Victor Ginsburgh
Victor Alexandre Ginsburgh (born 1939 in Rwanda-Urundi) is a Belgian economist.
Biography
Ginsburgh was born in 1939 into an expatriate family: "My father was only a white Russian, and my mother an Austrian Jew".[1]
Victor Ginsburgh studied at the Free University of Brussels (now split into the Université Libre de Bruxelles and the Vrije Universiteit Brussel) and mastered in econometrics. He earned an economics PhD in 1972. He has been an Economics professor at Université Libre de Bruxelles since 1975.
He is now an honorary professor. He is former co-director of the European Center for Advanced Research in Economics and Statistics (ECARES). He has been visiting professor in several US universities (Yale, University of Virginia, Chicago University), as well as in France (Paris and Marseille), and Belgium (Louvain and Liège). He is also member of the Center for Operations Research and Econometrics (CORE), Université catholique de Louvain.[2]
He wrote and edited a dozen books, including The Structure of Applied General Equilibrium, Cambridge, MA., MIT Press, 1997, with M. Keyzer,[3] and How Many Languages Do We Need, Princeton University Press, 2011 with Shlomo Weber,[4] and is the author or coauthor of over 180 papers on topics in applied and theoretical economics, including industrial organization and general equilibrium analysis. His more recent interests go to the economics of languages, as well as to art history and art philosophy, two fields in which he tries to put to use his (self-taught) knowledge of economics. He has published over 50 papers on these topics, some of which appeared in the American Economic Review, the Journal of Political Economy, Games and Economic Behavior, the Journal of Economic Perspectives and the European Economic Review.[5]
Ginsburgh is the author or coauthor of papers on topics in applied and theoretical economics, including industrial organization and general equilibrium analysis.
Political views
He is known in Belgium for his criticism towards Israel politics which he has expressed in numerous articles.[6]
Selected bibliography
Books
- How Many Languages Do We Need? The Economics of Linguistic Diversity, Princeton, NJ: Princeton University Press, 2011, viii + 232p. (with S. Weber).

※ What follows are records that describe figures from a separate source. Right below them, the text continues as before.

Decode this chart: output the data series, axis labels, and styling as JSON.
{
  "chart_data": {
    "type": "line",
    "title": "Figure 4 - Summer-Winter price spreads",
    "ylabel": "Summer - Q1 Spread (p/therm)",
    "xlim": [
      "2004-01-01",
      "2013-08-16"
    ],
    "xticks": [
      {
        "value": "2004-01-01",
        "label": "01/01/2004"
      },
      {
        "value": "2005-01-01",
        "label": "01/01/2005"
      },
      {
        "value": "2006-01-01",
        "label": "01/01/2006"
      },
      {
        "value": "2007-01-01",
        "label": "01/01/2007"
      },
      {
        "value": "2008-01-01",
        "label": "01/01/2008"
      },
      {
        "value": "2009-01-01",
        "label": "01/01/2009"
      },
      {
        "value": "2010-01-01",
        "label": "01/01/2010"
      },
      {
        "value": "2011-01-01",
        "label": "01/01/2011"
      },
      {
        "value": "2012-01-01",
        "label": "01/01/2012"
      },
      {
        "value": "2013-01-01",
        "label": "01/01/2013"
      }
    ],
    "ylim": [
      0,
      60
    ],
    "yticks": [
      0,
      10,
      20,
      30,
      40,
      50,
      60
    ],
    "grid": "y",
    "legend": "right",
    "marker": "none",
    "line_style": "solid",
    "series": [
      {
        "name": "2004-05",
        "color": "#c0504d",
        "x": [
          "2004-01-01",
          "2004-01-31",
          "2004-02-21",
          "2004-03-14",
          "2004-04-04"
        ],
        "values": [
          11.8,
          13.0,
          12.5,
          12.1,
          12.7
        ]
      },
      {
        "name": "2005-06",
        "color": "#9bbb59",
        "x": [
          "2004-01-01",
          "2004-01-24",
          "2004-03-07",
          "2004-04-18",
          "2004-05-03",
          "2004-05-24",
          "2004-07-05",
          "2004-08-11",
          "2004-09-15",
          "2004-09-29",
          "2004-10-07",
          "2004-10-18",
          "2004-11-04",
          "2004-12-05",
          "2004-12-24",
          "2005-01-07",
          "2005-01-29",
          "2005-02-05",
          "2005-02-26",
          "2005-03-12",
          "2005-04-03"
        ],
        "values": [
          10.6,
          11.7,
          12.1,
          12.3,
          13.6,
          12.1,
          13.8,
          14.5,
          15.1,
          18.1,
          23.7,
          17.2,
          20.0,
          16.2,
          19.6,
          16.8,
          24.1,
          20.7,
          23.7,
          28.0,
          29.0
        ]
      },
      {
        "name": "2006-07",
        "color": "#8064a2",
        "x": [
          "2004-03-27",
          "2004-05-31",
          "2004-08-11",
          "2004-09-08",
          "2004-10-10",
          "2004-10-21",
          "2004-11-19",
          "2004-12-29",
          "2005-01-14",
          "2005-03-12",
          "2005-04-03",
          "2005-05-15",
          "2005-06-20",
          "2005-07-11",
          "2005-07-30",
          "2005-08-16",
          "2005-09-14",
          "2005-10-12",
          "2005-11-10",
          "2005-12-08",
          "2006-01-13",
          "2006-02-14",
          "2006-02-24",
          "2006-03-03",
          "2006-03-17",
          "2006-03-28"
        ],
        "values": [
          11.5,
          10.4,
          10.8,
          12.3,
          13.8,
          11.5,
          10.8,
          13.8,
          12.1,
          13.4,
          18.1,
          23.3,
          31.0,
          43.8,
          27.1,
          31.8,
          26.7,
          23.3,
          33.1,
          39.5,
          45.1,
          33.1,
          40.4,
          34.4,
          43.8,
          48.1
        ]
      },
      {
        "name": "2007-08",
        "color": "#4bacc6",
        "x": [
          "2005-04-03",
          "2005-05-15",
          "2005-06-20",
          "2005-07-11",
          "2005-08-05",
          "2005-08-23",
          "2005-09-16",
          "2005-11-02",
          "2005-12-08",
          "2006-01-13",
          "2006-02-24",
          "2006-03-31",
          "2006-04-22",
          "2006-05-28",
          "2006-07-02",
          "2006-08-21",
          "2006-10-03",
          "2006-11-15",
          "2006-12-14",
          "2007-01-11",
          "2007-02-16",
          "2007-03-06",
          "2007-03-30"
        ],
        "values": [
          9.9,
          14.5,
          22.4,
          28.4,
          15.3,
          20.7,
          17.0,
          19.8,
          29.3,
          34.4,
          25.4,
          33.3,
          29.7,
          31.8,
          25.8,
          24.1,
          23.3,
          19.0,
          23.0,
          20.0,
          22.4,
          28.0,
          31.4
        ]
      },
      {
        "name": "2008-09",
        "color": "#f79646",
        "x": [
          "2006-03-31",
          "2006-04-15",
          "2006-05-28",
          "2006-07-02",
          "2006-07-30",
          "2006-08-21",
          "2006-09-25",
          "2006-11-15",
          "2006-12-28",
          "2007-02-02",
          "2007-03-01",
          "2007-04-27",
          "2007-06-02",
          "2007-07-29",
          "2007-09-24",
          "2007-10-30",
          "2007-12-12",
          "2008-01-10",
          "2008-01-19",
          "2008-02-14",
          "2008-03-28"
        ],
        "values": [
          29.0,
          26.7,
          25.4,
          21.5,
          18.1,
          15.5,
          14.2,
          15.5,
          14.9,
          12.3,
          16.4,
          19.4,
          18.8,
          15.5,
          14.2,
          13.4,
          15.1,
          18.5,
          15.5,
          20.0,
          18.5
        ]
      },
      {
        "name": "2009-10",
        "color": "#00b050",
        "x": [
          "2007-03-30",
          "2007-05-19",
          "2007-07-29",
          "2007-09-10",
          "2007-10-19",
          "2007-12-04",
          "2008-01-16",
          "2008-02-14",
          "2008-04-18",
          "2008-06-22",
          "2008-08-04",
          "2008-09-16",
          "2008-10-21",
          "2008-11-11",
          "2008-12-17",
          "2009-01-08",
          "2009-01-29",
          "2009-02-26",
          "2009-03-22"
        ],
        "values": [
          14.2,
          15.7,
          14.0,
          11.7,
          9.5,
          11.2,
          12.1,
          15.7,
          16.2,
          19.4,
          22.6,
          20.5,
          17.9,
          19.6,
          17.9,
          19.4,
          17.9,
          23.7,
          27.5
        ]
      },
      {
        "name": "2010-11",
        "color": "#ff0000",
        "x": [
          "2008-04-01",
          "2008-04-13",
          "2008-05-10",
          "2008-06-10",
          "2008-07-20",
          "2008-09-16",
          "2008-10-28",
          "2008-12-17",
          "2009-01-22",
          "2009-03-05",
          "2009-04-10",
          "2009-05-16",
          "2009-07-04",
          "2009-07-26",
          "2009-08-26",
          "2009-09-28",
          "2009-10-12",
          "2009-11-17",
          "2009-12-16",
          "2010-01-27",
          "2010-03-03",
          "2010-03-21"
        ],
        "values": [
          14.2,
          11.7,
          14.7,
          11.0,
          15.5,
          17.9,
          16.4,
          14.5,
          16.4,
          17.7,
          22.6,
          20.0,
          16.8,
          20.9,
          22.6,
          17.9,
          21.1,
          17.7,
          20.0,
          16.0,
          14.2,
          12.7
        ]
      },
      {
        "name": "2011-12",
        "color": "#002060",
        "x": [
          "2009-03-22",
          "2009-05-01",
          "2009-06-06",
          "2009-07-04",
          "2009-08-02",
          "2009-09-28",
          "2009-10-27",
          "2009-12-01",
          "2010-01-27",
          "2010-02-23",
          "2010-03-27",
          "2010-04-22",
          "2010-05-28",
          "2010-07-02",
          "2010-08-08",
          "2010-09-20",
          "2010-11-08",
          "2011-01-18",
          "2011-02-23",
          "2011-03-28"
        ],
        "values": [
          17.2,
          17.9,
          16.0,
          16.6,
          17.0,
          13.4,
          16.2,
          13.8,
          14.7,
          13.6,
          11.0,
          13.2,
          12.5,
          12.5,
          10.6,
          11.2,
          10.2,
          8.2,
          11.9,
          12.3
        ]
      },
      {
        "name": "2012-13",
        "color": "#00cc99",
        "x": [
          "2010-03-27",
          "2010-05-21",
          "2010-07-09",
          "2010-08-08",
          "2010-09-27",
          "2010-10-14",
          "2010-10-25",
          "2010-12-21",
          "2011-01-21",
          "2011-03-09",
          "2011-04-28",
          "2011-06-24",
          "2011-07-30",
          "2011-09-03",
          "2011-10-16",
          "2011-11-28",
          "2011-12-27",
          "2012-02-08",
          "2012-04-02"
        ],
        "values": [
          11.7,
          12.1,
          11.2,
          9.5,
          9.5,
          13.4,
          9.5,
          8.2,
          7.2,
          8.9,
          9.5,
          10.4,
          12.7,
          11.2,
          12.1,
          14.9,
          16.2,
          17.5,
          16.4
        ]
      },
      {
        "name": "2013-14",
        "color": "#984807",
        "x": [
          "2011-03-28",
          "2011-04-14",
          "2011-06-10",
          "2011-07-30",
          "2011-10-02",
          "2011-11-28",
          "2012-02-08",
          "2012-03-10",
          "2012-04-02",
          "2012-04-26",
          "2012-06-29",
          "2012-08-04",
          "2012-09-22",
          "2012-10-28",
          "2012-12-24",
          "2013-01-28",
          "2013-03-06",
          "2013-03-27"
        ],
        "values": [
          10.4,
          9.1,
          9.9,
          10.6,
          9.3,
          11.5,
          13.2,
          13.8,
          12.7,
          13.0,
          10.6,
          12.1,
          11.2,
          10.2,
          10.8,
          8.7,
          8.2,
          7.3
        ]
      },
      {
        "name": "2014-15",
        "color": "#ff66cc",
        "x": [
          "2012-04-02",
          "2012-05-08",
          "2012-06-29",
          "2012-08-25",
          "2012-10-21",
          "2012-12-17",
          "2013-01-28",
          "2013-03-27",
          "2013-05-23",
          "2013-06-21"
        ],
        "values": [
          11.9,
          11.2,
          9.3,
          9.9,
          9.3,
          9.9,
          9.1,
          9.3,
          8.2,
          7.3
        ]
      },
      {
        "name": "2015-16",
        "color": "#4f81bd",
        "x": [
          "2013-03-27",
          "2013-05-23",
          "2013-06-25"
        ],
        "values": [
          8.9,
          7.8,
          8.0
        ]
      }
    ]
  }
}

- The Structure of Applied General Equilibrium Models, Cambridge, Mass.: MIT Press, 1997 and 2002 for the paperback edition (with M. Keyzer).
- Activity Analysis and General Equilibrium Modelling, Amsterdam: North- Holland, 1981, 370p. (with J. Waelbroeck).
- La République Populaire de Chine. Cadres Institutionnels et Réalisations: La Planification et la Croissance Economique 1949-1959, Bruxelles: Editions de l'Institut de Sociologie, 1963, 188p.
Edited books
- The Handbook of the Economics of Art and Culture, vol. 2, Amsterdam: Elsevier, in preparation (with D. Throsby).
- The Handbook of the Economics of Art and Culture, vol. 1, Amsterdam: Elsevier, 2006, xxxv + 1321 p. (with D. Throsby).
Selected papers
- Rock and Roll Bands, (In)complete Contracts and Creativity, American Economic Review, Papers and Proceedings 101 (2011), 217-221 (with C. Ceulemans and P. Legros).
- Endowments, production technologies and the quality of wines in Bordeaux. Does terroir matter?, The Economic Journal 118 (2008), F142-F157 (with O. Gergaud).
- Disenfranchisement in linguistically diverse societies. The case of the European Union, Journal of the European Economic Association 3 (2005), 946-964 (with I. Ortuno-Ortin and S. Weber).
- Awards, success and aesthetic quality in the arts, Journal of Economic Perspectives 17 (2003), 99-111.
- The museum pass game and its value, Games and Economic Behavior 43 (2003), 322-325 (with I. Zang).
- Expert opinion and compensation: evidence from a musical competition, American Economic Review 93 (2003), 289-298 (with J. van Ours).
- On invisible trade relations between Mesopotamian cities during the third millennium B.C., The Professional Geographer 53 (2001), 374-383 (with A. Bossuyt and L. Broze).
- Absentee bidders and the declining price anomaly in wine auctions, Journal of Political Economy 106 (1998), 1302–1322.